Von Ende Mai bis Anfang August 2000 soll sich Motassadek in den Ausbildungslagern des Terrornetzes El Kaida in Afghanistan aufgehalten haben. "Neben ideologischen und militärischen Schulungen dienten solche Aufenthalte vor allem dazu, mit den Verantwortlichen des internationalen Netzwerks die Einzelheiten der Anschläge und deren logistische Unterstützung abzustimmen", sagte Nehm.

Die Aussagen von Motassadek bei seiner Vernehmung am Bundesgerichtshof in Karlsruhe nannte Nehm "nichtssagend" und "nicht werthaltig". Motassadek hatte dort im Dezember bestritten, in die Pläne der Attentäter eingeweiht gewesen zu sein. Auch eine Verstrickung in das Terrornetz El Kaida wies er von sich. Gegenseitige Kontovollmachten seien in der Szene üblich gewesen. Sein Anwalt nannte die gut 90 Seiten dicke Anklageschrift am Donnerstag "dürftig". Die Anklage liegt nun beim Hanseatischen Oberlandesgericht, das nun vermutlich schon im Oktober das Hauptverfahren gegen Motassadek eröffnen wird.
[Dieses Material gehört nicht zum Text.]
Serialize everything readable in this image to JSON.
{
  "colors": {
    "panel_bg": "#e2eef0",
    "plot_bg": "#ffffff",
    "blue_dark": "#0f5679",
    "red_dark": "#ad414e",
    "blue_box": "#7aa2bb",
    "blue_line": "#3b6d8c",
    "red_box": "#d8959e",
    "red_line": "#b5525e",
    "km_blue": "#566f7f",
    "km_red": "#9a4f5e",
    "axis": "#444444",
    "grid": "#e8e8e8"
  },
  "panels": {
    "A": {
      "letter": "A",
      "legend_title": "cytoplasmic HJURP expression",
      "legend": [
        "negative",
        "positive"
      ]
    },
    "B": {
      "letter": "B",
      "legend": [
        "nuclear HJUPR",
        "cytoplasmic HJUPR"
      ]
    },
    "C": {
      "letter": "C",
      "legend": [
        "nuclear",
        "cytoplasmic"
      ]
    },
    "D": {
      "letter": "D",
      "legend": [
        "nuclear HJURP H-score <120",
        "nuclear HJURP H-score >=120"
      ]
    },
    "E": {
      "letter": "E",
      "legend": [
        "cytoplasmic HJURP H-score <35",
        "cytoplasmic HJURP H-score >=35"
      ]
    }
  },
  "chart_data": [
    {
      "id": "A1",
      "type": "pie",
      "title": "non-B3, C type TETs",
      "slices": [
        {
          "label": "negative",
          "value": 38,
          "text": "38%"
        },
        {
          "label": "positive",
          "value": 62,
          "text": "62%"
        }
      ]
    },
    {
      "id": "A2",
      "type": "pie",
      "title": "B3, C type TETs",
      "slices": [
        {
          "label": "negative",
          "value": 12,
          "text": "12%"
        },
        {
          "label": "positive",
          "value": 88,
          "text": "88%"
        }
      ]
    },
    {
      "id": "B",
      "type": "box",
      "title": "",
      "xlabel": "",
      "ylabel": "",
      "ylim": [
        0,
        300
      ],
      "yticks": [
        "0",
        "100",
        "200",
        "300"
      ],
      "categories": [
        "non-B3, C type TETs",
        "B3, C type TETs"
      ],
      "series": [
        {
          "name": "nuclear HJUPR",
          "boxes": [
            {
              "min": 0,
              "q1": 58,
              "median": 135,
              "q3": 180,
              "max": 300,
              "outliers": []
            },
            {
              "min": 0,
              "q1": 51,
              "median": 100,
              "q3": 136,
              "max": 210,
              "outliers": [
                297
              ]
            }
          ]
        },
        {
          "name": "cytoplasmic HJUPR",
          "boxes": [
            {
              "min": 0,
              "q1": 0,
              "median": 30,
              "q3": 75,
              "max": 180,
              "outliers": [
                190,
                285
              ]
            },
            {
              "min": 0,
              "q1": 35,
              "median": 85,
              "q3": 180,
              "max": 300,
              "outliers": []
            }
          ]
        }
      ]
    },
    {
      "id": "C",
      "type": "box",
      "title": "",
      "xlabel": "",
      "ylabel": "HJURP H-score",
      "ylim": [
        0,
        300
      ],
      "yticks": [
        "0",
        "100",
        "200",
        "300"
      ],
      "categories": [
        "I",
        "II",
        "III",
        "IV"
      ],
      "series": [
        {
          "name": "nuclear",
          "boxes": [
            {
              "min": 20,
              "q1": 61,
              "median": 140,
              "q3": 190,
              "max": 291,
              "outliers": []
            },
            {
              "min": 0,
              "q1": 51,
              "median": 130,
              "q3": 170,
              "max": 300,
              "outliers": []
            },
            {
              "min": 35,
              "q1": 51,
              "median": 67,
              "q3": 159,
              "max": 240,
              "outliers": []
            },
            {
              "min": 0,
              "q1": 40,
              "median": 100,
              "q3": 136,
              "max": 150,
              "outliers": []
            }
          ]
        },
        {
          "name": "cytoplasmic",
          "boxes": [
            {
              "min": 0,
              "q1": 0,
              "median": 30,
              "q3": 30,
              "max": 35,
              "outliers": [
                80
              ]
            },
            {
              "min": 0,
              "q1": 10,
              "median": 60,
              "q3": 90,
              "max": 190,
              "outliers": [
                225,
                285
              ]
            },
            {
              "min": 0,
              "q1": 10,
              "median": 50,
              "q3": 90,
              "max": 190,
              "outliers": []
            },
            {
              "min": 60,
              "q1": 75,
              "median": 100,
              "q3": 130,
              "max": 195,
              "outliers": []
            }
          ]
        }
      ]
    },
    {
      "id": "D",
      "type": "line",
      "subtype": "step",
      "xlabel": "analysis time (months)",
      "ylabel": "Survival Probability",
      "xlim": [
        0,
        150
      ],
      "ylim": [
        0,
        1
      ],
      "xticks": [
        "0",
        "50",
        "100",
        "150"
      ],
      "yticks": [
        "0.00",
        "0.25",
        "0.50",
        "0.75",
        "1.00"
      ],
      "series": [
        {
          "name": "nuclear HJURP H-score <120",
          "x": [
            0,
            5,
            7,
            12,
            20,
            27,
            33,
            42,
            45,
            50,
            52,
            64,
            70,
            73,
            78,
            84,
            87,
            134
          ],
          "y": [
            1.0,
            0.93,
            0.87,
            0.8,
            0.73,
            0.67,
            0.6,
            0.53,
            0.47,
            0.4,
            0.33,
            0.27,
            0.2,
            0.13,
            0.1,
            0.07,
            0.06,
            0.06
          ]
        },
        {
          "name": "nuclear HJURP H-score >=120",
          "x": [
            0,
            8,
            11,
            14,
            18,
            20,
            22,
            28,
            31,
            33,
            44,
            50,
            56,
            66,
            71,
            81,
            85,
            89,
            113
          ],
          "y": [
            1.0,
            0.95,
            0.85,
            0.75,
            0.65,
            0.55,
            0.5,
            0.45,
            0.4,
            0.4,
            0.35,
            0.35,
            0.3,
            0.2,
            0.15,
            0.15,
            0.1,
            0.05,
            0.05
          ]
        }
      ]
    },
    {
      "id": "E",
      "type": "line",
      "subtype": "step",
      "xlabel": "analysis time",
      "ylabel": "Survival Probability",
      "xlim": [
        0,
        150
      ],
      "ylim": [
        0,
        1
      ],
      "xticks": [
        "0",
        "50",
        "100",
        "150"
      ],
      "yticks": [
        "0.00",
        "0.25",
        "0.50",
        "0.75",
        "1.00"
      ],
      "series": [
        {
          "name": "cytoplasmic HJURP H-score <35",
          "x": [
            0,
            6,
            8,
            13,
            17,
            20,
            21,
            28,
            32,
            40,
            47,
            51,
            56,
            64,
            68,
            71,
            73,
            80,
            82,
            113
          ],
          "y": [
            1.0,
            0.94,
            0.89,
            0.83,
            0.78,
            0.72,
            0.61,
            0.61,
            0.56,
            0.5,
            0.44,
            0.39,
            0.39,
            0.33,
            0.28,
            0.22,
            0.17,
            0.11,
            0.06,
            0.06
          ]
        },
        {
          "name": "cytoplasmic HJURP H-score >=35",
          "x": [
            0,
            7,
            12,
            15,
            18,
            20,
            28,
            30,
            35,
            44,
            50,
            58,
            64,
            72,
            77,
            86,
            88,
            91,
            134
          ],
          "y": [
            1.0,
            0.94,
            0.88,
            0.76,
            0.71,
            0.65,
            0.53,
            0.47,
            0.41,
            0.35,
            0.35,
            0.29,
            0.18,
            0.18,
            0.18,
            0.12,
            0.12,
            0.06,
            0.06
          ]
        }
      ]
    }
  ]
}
Der Hamburger Zelle misst Nehm im Zusammenhang mit den Terroranschlägen eine "große Bedeutung" zu. Atta sei als der "Boss" der unumstrittene Kopf der Gruppe gewesen, zu der nach Nehms Angaben wohl sieben muslimische Studenten gehörten. Alle sieben habe eine zunehmend aggressive, radikale antiamerikanische und antijüdische Haltung zusammengeschweißt. Ihre Leitfigur sei Osama bin Laden gewesen.